BGH, Beschluß vom 12.01.2005 - Aktenzeichen 3 StR 411/04

DRsp Nr. 2005/3279

Ankündigung von Strafanträgen durch den Staatsanwalt als unzulässiges Versprechen eines Vorteils

Ein Verstoß gegen § 136 a Abs. 1 Satz 3 StPO (Versprechen eines gesetzlich nicht vorgesehenen Vorteils) kann vorliegen, wenn die vom Staatsanwalt angekündigten Strafanträge für den Fall eines Geständnisses bzw. eines Nicht-Geständnisses so weit auseinander liegen, dass der Unterschied in den Anträgen mit der strafmildernden Wirkung eines Geständnisses nicht mehr erklärbar und als unzulässiges Druckmittel zur Erwirkung eines verfahrensverkürzenden Geständnisses zu werten ist.

Normenkette:

StPO § 136a Abs. 1 ;

Gründe:

Ergänzend zur Antragsschrift des Generalbundesanwalts bemerkt der Senat:

1. Die Rüge, das Landgericht habe das vom Angeklagten in der Hauptverhandlung abgelegte Geständnis nicht verwerten dürfen, weil die Kammer sich die vom Staatsanwalt in einer Sitzungspause gegenüber dem Angeklagten und seinem Verteidiger abgegebene Erklärung über die Höhe seines Strafantrages bei geständiger bzw. nicht geständiger Einlassung "zu eigen gemacht" habe, ist nicht hinreichend ausgeführt (§ 344 Abs. 2 Satz 2 StPO ); denn weder läßt sich dem Revisionsvortrag entnehmen, daß der Kammer ausdrücklich auch die vom Staatsanwalt angekündigten Strafanträge mitgeteilt worden sind, noch wird erkennbar, in welcher Weise sie sich die Straferwartung des Staatsanwalts zu eigen gemacht haben soll. Der Senat vermag daher auf Grundlage der Revisionsrechtfertigung nicht zu prüfen, ob die Kammer den Angeklagten tatsächlich durch unzulässige Mittel zu seinem Geständnis veranlaßt hat.
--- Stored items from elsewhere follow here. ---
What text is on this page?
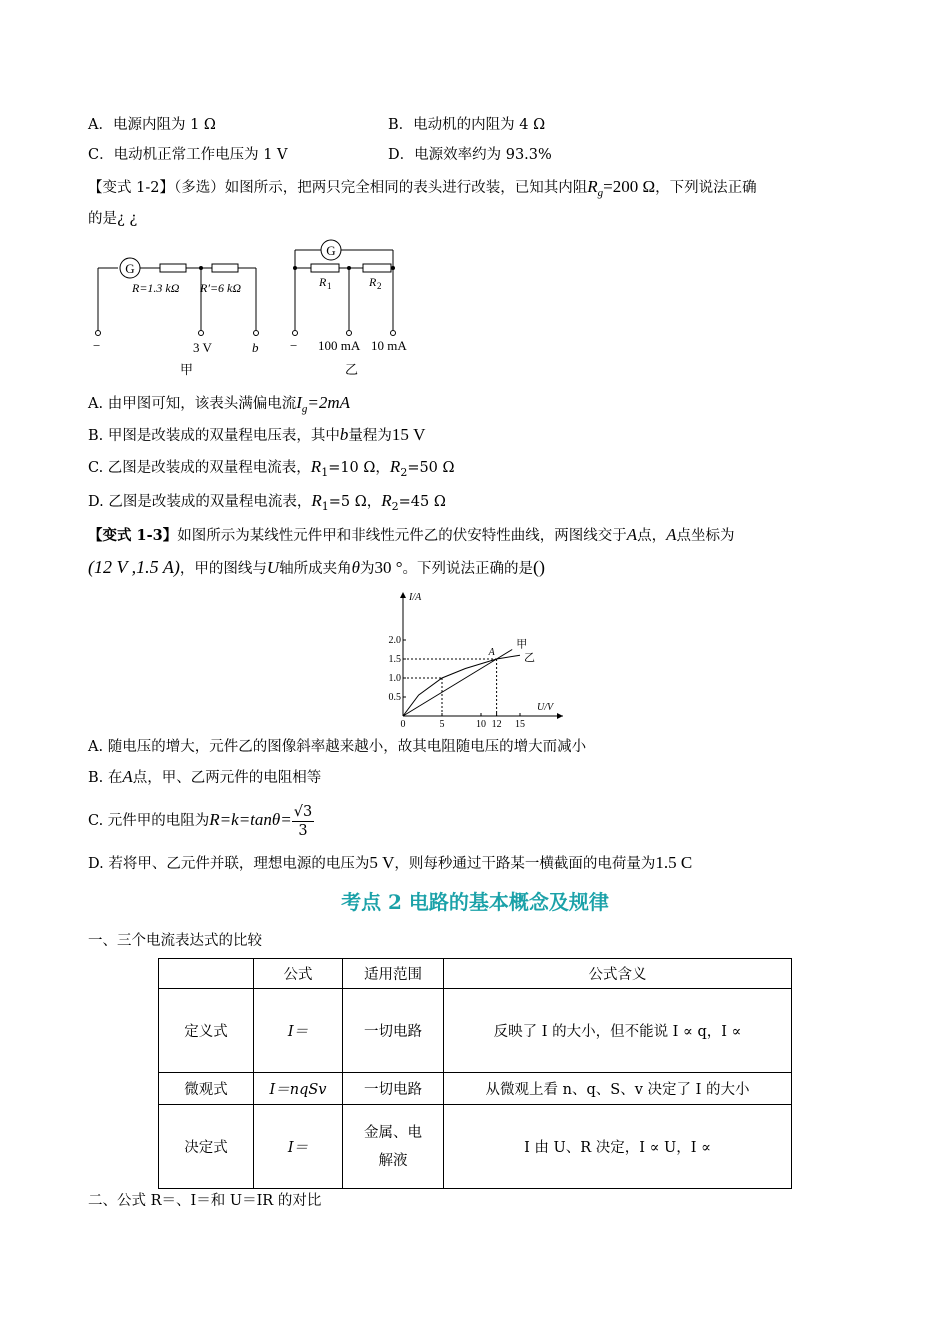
A．电源内阻为 1 Ω	B．电动机的内阻为 4 Ω
C．电动机正常工作电压为 1 V	D．电源效率约为 93.3%
【变式 1-2】（多选）如图所示，把两只完全相同的表头进行改装，已知其内阻$R_g=200$ Ω，下列说法正确
的是¿ ¿
G
R=1.3 kΩ R′=6 kΩ
−	3 V	b
甲
G
R 1	R 2
− 100 mA 10 mA
乙
A. 由甲图可知，该表头满偏电流$I_g=2mA$
B. 甲图是改装成的双量程电压表，其中b量程为15 V
C. 乙图是改装成的双量程电流表，$R_1=10$ Ω，$R_2=50$ Ω
D. 乙图是改装成的双量程电流表，$R_1=5$ Ω，$R_2=45$ Ω
【变式 1-3】如图所示为某线性元件甲和非线性元件乙的伏安特性曲线，两图线交于A点，A点坐标为
(12 V ,1.5 A)，甲的图线与U轴所成夹角θ为30 °。下列说法正确的是()
I/A
U/V
0	5	10 12 15
0.5
1.0
1.5
2.0	甲
乙
A
A. 随电压的增大，元件乙的图像斜率越来越小，故其电阻随电压的增大而减小
B. 在A点，甲、乙两元件的电阻相等
C. 元件甲的电阻为$R=k=\tan\theta= \frac{√3}{3}$
D. 若将甲、乙元件并联，理想电源的电压为5 V，则每秒通过干路某一横截面的电荷量为1.5 C
考点 2 电路的基本概念及规律
一、三个电流表达式的比较
	公式	适用范围	公式含义
定义式	I＝	一切电路	反映了 I 的大小，但不能说 I ∝ q，I ∝
微观式	I＝nqSv	一切电路	从微观上看 n、q、S、v 决定了 I 的大小
决定式	I＝	金属、电解液	I 由 U、R 决定，I ∝ U，I ∝
二、公式 R＝、I＝和 U＝IR 的对比
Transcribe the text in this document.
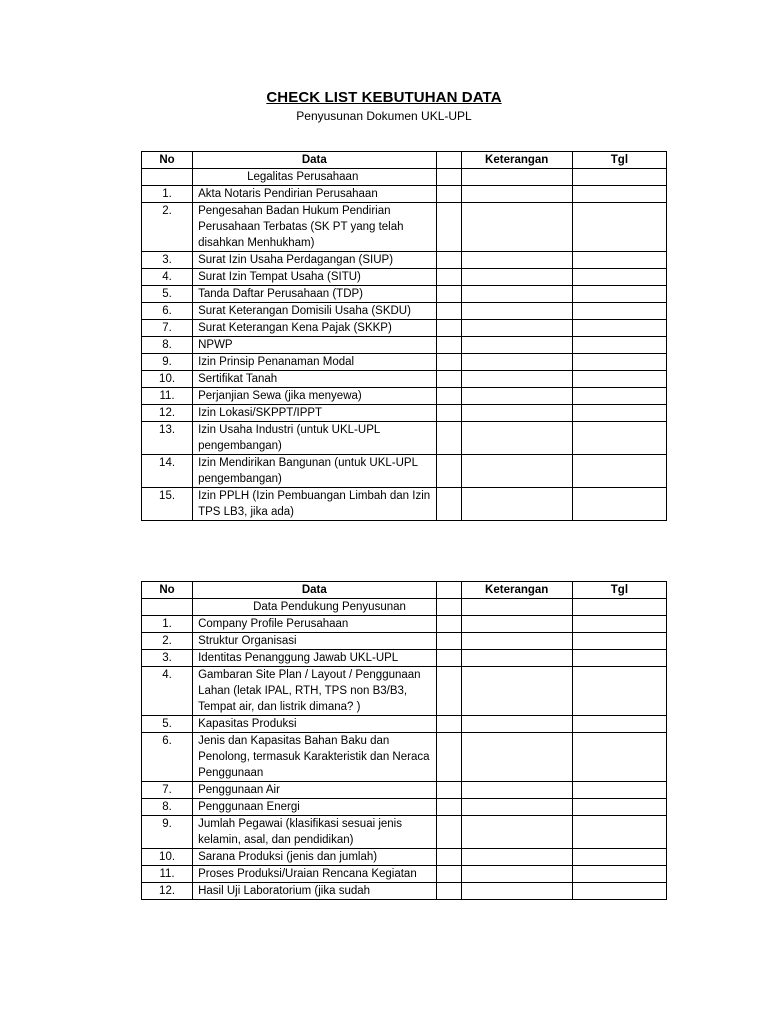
CHECK LIST KEBUTUHAN DATA
Penyusunan Dokumen UKL-UPL
No	Data		Keterangan	Tgl
	Legalitas Perusahaan			
1.	Akta Notaris Pendirian Perusahaan			
2.	Pengesahan Badan Hukum Pendirian Perusahaan Terbatas (SK PT yang telah disahkan Menhukham)			
3.	Surat Izin Usaha Perdagangan (SIUP)			
4.	Surat Izin Tempat Usaha (SITU)			
5.	Tanda Daftar Perusahaan (TDP)			
6.	Surat Keterangan Domisili Usaha (SKDU)			
7.	Surat Keterangan Kena Pajak (SKKP)			
8.	NPWP			
9.	Izin Prinsip Penanaman Modal			
10.	Sertifikat Tanah			
11.	Perjanjian Sewa (jika menyewa)			
12.	Izin Lokasi/SKPPT/IPPT			
13.	Izin Usaha Industri (untuk UKL-UPL pengembangan)			
14.	Izin Mendirikan Bangunan (untuk UKL-UPL pengembangan)			
15.	Izin PPLH (Izin Pembuangan Limbah dan Izin TPS LB3, jika ada)			
No	Data		Keterangan	Tgl
	Data Pendukung Penyusunan			
1.	Company Profile Perusahaan			
2.	Struktur Organisasi			
3.	Identitas Penanggung Jawab UKL-UPL			
4.	Gambaran Site Plan / Layout / Penggunaan Lahan (letak IPAL, RTH, TPS non B3/B3, Tempat air, dan listrik dimana? )			
5.	Kapasitas Produksi			
6.	Jenis dan Kapasitas Bahan Baku dan Penolong, termasuk Karakteristik dan Neraca Penggunaan			
7.	Penggunaan Air			
8.	Penggunaan Energi			
9.	Jumlah Pegawai (klasifikasi sesuai jenis kelamin, asal, dan pendidikan)			
10.	Sarana Produksi (jenis dan jumlah)			
11.	Proses Produksi/Uraian Rencana Kegiatan			
12.	Hasil Uji Laboratorium (jika sudah			
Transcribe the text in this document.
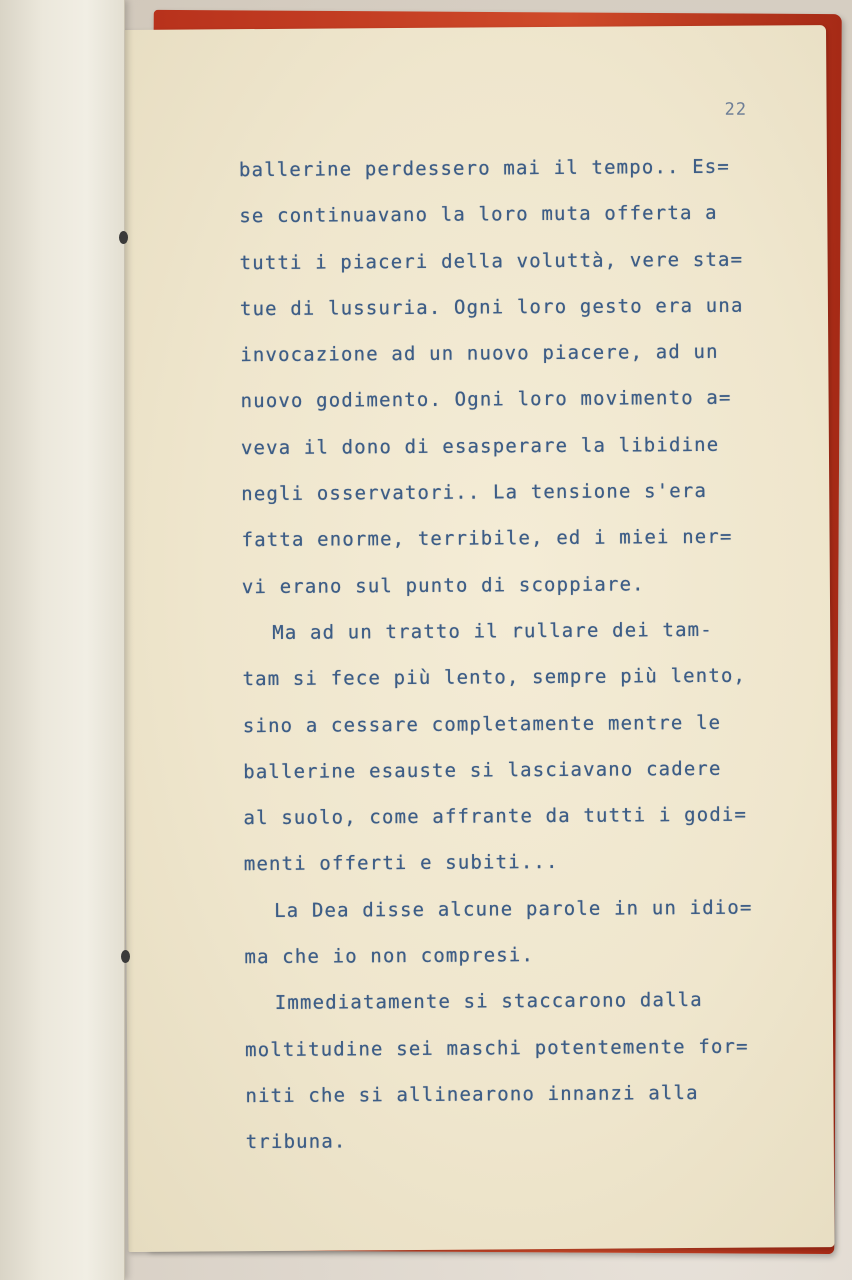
22
ballerine perdessero mai il tempo.. Es=
se continuavano la loro muta offerta a
tutti i piaceri della voluttà, vere sta=
tue di lussuria. Ogni loro gesto era una
invocazione ad un nuovo piacere, ad un
nuovo godimento. Ogni loro movimento a=
veva il dono di esasperare la libidine
negli osservatori.. La tensione s'era
fatta enorme, terribile, ed i miei ner=
vi erano sul punto di scoppiare.
Ma ad un tratto il rullare dei tam-
tam si fece più lento, sempre più lento,
sino a cessare completamente mentre le
ballerine esauste si lasciavano cadere
al suolo, come affrante da tutti i godi=
menti offerti e subiti...
La Dea disse alcune parole in un idio=
ma che io non compresi.
Immediatamente si staccarono dalla
moltitudine sei maschi potentemente for=
niti che si allinearono innanzi alla
tribuna.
Sollte der Staatsanwalt - entsprechend dem Vortrag der Revision - den Angeklagten zu dem Geständnis durch die Äußerung veranlaßt haben, er werde bei geständiger Einlassung eine Freiheitsstrafe von drei Jahren und sechs Monaten beantragen, während sich die Strafe ohne Geständnis auf sechs bis sieben Jahre belaufen könne, läge hierin allerdings ein Verstoß gegen § 136 a Abs. 1 Satz 3 StPO (Versprechen eines gesetzlich nicht vorgesehenen Vorteils) bzw. eine mit den Grundsätzen eines fairen Strafverfahrens nicht zu vereinbarende Androhung einer die Schuldangemessenheit übersteigenden Strafe. Denn ein so gravierender Unterschied in den Schlußanträgen wäre mit der strafmildernden Wirkung eines Geständnisses nicht mehr erklärbar und als unzulässiges Druckmittel zur Erwirkung eines verfahrensverkürzenden Geständnisses zu werten (vgl. BGH, Beschl. vom 9. Juni 2004 - 5 StR 579/03). Dies hätte dessen Unverwertbarkeit zur Folge (vgl. § 136 a Abs. 3 Satz 2 StPO ). An die behauptete Äußerung des Staatsanwalts knüpft die Revisionsrüge indessen nicht an. Sie will die Unverwertbarkeit des Geständnisses vielmehr ausdrücklich aus einer rechtsstaatswidrigen Beeinträchtigung der Willensfreiheit des Angeklagten durch die Strafkammer ableiten. Wegen dieser eindeutigen Stoßrichtung der Rüge kann diese nicht dahin verstanden werden, der Beschwerdeführer wolle die mangelnde Verwertbarkeit seiner Einlassung allein auf die behauptete Vorgehensweise des Staatsanwalts stützen (vgl. Kuckein in KK 5. Aufl. § 344 Rdn. 36).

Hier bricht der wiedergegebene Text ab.